Will Windows Phone #fail?

itsynopsA bit late, but i was planning to comment on an article (in Norwegian) from beginning of November  that refere to a statement from the Gartner Symposium ITxpo 2009 conference.

Made by Gartner analyst Monica Basso that muses that the Windows Mobile OS doesn´t have a future, that Microsoft is working to slow, and that they’re not able to renew the OS according to whims and wishes of the consumers. That they will not be able to regain any market share because of that.

Basis for this is according to Gartner that the Windows Mobile platform is to big and not dynamic enough to be scaled down to function on the less powerful and not so advanced phones, aka the regular cellphones(?) that dominates today’s mobile market.

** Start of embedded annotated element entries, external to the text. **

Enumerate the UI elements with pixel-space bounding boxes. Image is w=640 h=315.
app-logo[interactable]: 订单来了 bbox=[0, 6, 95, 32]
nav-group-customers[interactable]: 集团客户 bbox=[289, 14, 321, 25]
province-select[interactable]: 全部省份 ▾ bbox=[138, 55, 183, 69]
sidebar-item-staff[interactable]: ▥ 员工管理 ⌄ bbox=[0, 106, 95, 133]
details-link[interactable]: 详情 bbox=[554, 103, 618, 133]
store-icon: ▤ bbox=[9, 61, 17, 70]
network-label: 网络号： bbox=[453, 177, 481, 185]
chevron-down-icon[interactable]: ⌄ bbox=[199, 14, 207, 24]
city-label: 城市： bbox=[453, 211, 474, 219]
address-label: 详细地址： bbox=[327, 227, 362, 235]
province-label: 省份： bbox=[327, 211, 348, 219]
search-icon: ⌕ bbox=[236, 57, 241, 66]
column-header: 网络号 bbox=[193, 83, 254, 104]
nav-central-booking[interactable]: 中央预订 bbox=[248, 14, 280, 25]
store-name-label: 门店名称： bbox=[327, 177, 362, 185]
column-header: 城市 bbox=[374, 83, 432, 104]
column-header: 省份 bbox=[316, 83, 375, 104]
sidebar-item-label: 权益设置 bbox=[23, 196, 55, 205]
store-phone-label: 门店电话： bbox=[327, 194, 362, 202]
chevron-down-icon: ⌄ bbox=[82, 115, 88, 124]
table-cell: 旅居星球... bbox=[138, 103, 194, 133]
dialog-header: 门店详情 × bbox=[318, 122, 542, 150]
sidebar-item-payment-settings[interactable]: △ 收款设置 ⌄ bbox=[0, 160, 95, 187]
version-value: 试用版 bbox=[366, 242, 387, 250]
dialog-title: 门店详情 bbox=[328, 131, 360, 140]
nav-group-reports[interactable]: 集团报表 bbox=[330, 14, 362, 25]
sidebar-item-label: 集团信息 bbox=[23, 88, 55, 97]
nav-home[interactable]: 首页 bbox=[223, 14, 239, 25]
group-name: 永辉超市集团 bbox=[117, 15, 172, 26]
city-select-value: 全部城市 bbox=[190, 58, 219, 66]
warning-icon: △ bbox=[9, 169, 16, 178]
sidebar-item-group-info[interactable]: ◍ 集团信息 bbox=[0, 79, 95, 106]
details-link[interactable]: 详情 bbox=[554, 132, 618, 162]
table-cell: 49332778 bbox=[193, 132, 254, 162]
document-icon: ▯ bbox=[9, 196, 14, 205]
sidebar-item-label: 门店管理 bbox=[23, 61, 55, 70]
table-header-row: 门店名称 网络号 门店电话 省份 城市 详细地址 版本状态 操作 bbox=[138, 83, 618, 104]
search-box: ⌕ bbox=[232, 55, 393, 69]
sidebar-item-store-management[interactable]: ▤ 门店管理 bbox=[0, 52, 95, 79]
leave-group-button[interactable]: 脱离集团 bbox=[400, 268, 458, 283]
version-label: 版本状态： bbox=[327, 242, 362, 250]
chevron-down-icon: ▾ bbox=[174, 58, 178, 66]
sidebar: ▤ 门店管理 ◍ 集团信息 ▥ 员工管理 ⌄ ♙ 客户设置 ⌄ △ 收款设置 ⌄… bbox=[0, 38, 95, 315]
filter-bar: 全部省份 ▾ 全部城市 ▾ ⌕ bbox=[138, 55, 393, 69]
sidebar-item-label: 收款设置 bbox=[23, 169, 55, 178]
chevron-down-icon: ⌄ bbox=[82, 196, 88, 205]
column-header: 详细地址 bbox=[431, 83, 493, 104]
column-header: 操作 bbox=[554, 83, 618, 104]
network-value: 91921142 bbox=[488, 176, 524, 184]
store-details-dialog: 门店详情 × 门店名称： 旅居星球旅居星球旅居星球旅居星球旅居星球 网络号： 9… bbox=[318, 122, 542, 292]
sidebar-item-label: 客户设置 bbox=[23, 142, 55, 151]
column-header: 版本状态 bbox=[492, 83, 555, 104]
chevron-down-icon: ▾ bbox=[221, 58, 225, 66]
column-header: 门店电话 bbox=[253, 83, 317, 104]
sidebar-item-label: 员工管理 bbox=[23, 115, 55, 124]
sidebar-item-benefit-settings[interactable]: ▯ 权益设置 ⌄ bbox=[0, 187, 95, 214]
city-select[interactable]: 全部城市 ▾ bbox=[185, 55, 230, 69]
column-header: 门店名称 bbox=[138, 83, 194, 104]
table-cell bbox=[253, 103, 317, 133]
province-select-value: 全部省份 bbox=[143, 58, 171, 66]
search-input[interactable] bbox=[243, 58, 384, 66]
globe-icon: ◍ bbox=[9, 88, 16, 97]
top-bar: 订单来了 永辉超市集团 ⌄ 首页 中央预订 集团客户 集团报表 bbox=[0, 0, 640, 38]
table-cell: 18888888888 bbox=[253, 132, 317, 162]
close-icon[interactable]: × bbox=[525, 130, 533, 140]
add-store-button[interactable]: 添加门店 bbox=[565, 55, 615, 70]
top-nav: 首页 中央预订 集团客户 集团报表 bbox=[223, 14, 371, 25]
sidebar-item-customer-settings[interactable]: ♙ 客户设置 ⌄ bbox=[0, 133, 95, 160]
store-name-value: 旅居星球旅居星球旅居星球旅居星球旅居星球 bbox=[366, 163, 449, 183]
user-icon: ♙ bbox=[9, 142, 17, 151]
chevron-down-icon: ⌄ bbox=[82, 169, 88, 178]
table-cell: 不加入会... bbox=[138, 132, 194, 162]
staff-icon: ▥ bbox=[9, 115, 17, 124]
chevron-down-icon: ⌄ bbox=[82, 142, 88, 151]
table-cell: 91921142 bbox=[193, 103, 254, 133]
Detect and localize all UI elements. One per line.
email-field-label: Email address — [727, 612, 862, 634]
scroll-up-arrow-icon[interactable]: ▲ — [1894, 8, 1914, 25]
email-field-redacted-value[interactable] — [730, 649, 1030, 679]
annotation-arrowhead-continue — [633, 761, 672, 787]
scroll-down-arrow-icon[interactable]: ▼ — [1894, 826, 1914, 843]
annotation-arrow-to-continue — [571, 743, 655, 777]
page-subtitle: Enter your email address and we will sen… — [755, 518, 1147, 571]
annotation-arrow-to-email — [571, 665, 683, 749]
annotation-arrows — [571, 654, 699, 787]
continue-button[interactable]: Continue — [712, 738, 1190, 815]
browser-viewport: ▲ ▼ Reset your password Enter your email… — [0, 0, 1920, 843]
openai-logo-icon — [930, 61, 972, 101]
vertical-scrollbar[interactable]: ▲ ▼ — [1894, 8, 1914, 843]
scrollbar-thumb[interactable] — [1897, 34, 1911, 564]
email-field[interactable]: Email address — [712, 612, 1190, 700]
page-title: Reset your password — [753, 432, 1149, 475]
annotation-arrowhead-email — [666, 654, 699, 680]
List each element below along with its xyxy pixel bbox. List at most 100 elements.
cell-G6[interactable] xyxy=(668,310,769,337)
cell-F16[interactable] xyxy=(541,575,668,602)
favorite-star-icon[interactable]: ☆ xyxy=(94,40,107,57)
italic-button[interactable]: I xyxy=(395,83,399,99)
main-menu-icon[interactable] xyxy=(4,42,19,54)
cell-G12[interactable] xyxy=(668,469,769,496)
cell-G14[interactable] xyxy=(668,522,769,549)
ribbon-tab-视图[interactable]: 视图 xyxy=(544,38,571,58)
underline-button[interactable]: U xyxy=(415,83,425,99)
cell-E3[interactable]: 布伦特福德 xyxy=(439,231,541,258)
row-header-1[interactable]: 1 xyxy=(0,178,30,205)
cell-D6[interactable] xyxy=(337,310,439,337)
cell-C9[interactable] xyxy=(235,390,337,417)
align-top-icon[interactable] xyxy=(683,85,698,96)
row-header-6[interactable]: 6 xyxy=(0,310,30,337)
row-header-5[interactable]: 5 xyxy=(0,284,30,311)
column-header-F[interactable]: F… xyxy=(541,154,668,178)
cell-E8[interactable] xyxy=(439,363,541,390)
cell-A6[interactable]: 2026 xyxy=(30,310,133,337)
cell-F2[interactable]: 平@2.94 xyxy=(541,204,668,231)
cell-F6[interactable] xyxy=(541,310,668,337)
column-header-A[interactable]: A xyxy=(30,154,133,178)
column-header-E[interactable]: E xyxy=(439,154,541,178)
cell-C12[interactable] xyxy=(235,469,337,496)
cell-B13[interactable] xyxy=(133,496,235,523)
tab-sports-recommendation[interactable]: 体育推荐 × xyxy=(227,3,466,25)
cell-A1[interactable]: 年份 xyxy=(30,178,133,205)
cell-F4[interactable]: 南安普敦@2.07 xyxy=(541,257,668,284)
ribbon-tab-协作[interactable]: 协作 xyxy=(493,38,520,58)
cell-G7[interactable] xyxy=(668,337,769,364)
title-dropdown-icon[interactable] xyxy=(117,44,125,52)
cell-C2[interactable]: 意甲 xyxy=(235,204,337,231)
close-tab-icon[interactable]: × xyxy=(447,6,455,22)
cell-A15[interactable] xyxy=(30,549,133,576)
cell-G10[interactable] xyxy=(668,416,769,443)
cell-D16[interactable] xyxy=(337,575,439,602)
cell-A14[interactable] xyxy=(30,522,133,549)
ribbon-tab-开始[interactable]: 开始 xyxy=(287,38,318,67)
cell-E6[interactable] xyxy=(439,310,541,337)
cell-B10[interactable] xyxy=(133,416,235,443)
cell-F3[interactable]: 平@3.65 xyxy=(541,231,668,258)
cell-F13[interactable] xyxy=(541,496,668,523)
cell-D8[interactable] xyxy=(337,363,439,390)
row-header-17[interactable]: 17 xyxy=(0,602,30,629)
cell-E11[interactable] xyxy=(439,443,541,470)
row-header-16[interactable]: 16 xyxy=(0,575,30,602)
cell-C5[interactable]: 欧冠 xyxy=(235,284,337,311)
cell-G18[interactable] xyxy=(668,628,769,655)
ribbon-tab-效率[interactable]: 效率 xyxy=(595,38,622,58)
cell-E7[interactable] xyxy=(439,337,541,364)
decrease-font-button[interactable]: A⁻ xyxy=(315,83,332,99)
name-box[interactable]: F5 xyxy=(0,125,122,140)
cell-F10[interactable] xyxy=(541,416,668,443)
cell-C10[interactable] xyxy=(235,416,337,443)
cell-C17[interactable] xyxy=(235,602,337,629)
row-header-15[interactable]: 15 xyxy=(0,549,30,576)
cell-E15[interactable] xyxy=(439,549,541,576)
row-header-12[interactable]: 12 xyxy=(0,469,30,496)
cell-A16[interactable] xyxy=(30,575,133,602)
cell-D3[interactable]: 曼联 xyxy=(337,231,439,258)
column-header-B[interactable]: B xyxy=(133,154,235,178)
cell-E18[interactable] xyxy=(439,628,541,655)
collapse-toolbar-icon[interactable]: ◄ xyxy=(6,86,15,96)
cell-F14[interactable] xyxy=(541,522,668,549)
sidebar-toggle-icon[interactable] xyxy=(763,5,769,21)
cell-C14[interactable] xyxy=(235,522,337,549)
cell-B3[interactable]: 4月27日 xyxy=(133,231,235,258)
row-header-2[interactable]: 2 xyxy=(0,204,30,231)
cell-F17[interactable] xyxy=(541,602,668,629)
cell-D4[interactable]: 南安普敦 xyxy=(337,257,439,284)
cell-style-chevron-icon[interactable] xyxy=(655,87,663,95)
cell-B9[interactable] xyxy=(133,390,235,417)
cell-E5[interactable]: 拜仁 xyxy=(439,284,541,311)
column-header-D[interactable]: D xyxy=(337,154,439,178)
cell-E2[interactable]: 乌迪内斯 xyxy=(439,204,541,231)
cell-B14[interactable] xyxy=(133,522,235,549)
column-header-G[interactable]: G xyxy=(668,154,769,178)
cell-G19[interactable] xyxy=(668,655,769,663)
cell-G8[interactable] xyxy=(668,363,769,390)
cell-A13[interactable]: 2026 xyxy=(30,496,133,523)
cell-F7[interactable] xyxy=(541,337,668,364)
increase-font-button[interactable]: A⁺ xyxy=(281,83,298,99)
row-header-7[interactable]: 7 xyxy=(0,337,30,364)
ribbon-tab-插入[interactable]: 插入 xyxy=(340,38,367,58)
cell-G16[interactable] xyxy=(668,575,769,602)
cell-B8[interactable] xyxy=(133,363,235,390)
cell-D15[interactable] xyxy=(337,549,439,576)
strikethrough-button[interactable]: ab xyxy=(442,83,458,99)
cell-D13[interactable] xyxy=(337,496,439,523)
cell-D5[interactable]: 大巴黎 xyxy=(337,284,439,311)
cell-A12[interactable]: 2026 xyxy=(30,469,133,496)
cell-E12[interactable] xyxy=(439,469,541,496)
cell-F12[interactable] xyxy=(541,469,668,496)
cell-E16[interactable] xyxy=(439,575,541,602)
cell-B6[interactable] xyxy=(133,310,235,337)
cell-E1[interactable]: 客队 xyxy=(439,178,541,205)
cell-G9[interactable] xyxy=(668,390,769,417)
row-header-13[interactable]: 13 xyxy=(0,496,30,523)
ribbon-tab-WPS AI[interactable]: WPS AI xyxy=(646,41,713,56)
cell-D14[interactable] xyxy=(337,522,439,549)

IMO she is right! Today in the current market I see her point, but if you look at the trends of mobility, are the market moving along in this way? will the “less powerful and not so advanced phones” be the dominating device  3-5 year into the future?

I don’t think so!

I think the growth of mobile services and the demands of the future mobile user is better screens, bigger screens, faster hardware and better network connectivity. For these (future) mobile devices you need advanced operating systems like Windows Mobile or Google Android. Windows Phone and Android will be the dominating platforms just because they have the developers that can build the mobile services of the future. The huge amount of Java and .NET developers around will see to that one of them, or both will be the dominating smart mobile operating systems as soon as they have sorted out the first generation app store flaws and created a simple enough business model.

Finally,  to say that Windows Mobile doesn’t have a future, on the basis that phone hardware vendors “have to” customize the OS to add vendor specific drivers or UI frameworks and at the same time state that vendors like HTC tends to prefer Android because “they can” customize the OS to add vendor specific drivers or UI frameworks just doesn’t hold up.